(Reuters) – Australia's Star Entertainment Group Ltd said on Wednesday it would cut 500 jobs and cut its full-year profit forecast, sending shares down 11% as regulatory restrictions and weak consumer behavior weighed on the company's bottom line.
By fiscal 2023, the company will eliminate certain full-time positions across the group and eliminate short-term and other incentives to reduce operating costs.
The company has about 8,000 employees, laying off about 6.25% of its workforce, a Star spokeswoman told Reuters. A spokeswoman said about 4,500 of the total workforce work at the Sydney Waterfront casino.
Shares in Star fell 11.4% to A$1,205, their biggest one-day drop since mid-February, and were the biggest losers on the benchmark ASX 200 index.
Star said Star's casinos in Sydney and the Gold Coast in particular were facing adverse trading conditions, with profits being hurt by the combined impact of regulatory operating restrictions and weak consumer behaviour.
Australian casino operators have come under scrutiny over the past two years for alleged breaches of anti-money laundering laws, while a proposed increase in casino fees in New South Wales is also raising concerns.
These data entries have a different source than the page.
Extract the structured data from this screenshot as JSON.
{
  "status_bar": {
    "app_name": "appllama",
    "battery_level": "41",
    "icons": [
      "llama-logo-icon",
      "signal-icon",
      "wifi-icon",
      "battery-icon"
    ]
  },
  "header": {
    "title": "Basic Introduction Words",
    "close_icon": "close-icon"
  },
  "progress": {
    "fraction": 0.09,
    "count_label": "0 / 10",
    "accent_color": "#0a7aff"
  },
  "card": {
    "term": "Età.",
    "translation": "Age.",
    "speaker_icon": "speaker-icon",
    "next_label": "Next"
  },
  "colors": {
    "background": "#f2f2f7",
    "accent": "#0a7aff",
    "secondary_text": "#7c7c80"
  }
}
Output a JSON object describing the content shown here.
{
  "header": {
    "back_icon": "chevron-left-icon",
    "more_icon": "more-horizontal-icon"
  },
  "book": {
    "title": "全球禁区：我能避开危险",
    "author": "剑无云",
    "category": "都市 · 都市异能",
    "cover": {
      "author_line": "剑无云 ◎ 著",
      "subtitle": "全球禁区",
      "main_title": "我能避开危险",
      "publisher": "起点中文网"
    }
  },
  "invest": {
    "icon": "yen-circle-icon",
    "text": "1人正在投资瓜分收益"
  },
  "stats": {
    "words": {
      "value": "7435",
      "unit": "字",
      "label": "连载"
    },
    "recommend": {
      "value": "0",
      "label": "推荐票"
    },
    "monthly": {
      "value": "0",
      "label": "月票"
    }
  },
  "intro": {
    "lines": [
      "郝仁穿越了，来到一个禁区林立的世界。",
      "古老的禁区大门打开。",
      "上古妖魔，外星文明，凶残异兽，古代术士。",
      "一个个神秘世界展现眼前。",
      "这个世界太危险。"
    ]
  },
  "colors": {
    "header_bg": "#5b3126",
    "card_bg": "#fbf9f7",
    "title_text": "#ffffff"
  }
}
"To put the operating environment into perspective, the Group's current profit performance is unprecedented outside of the COVID-19 era," the company said.
If current conditions persist, Star expects underlying earnings before interest, tax, depreciation and amortization (EBITDA) to be between A$280 million (US$188.44 million) and A$310 million in 2023. Previous expectations were between $330 million and $360 million.
The Star has engaged Barrenjoey Capital Partners to conduct a strategic review of The Star Sydney and identify "structural alternatives" to enhance shareholder value.
The company has also drawn up plans to sell the Sheraton Grand Mirage Resort Gold Coast and said it is accelerating debt refinancing plans to improve its cash position, with flagship offerings expected soon.